Segenggam Cinta 'tuk Berlian

Saepul Kamilah
Chapter #44

Daerah Liar di Selatan

“Mereka munduuur ….”

Satu lagi gelombang serbuan monster yang berhasil kami atasi di hari kedua pelayaran ke Tanah Tenggara.

“Para pembaruan aura di kapal induk lebih cepat tanggap ketimbang kemarin,” komentar para mantel jerami sebelahku, “mereka gak menunggu sampai kita melepas tembakan lagi.”

“Justru bagus.
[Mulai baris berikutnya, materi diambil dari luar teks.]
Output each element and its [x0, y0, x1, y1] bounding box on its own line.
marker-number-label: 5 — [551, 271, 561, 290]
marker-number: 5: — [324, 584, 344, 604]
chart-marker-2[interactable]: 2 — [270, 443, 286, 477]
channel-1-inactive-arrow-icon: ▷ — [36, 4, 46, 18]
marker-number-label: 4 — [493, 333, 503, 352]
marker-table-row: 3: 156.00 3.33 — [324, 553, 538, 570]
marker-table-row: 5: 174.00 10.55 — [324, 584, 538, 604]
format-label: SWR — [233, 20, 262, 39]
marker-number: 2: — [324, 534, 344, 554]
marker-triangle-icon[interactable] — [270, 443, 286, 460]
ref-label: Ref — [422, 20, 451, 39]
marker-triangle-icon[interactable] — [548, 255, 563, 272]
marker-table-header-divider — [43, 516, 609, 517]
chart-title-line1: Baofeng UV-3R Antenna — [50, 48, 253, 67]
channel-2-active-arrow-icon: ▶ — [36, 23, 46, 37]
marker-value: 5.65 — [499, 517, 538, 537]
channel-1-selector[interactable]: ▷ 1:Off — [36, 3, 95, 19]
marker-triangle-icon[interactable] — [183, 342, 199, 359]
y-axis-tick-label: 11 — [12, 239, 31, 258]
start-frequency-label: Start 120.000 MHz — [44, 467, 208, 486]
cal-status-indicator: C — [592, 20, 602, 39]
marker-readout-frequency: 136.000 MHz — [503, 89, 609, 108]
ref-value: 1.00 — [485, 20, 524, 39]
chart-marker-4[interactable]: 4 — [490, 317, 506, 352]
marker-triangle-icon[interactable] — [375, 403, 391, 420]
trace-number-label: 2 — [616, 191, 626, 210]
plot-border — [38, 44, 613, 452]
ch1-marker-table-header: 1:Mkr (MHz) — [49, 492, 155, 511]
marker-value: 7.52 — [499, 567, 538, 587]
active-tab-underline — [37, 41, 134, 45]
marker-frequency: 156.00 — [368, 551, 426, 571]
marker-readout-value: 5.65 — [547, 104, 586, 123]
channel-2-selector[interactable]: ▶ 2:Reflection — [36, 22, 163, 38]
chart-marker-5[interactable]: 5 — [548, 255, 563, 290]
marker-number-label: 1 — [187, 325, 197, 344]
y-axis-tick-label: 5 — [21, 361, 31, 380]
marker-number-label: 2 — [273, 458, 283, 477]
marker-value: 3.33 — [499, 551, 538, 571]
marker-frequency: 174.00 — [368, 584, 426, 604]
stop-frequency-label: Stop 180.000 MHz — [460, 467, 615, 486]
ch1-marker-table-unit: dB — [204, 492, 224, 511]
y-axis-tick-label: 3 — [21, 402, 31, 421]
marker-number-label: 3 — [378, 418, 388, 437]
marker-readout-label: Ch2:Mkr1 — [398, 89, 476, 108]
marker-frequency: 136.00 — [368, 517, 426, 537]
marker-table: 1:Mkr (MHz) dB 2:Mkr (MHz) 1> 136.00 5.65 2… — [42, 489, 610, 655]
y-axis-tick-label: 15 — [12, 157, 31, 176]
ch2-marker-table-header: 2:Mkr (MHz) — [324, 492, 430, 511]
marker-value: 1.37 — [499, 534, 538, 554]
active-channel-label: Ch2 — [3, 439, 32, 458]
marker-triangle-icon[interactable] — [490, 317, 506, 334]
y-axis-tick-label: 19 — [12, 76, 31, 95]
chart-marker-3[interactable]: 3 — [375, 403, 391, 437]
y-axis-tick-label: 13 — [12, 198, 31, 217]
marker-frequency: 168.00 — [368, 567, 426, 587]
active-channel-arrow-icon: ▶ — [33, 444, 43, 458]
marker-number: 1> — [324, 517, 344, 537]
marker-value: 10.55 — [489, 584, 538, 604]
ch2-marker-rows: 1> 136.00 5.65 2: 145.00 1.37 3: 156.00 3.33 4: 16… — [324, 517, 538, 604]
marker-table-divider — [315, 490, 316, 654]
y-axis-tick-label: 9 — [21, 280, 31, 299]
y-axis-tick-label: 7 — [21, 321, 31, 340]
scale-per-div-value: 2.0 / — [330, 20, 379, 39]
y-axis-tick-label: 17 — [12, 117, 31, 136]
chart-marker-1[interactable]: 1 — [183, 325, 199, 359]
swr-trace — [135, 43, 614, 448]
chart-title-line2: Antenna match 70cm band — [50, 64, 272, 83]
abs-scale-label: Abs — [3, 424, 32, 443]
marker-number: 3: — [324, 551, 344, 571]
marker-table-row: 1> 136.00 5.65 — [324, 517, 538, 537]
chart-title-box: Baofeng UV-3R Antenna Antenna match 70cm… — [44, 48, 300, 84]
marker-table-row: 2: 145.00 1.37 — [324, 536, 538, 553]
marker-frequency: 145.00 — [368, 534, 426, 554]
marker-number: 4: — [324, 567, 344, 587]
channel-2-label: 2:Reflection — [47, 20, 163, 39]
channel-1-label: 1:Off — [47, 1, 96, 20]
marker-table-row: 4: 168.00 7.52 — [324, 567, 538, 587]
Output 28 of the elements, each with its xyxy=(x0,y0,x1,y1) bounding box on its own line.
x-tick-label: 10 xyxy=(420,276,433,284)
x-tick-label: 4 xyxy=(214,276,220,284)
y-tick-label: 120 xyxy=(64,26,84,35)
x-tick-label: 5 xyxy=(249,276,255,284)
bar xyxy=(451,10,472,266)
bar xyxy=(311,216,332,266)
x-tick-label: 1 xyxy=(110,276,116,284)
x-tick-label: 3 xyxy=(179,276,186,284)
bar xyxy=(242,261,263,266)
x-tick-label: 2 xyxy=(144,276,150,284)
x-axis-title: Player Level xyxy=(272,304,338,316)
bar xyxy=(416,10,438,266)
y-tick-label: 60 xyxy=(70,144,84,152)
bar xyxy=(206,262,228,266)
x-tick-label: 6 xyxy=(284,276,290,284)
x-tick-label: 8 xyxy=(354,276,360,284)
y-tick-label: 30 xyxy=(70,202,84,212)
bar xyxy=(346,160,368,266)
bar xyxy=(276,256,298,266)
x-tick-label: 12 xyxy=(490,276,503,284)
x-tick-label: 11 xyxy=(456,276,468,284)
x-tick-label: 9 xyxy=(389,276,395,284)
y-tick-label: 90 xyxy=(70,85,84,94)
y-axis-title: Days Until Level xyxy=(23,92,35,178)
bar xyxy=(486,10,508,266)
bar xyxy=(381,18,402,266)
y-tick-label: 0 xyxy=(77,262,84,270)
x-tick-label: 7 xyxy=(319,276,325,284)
Kalau begini berarti amunisi kita akan jauh lebih hemat.”

“Kau benar, tapi kenapa orang-orang gila status di sana itu tiba-tiba mau turun tangan?”

“Kudengar wakil kepala panji kita kemarin mengomeli mereka—”

“Yang benar?!”

Kupingku berdenyut dengar gosip para awak. 

Ketegangan di muka mereka cepat sekali hilang, padahal sesaat lalu orang-orang ini masih menatap cemas dan sembunyi di belakang meriam dengan lutut gemetar. Berharap kapal pengangkut yang kami tumpangi luput dari lirikan makhluk-makhluk buas di tanah terlarang yang tengah kami arungi.

Hari kedua Ekspedisi Tujuh Panji ….

*** 

Kreak—Tring! 

“Selamat da—eh, Saudara Mi! Kau datang lagi?”

“Kenapa pertanyaanmu macam aku gak boleh berkunjung kemari?” timpalku, mendekat terus duduk depan bar seberang Susan, pramutama bar yang barusan menyambutku. “Kau gak suka aku ke sini, ya?”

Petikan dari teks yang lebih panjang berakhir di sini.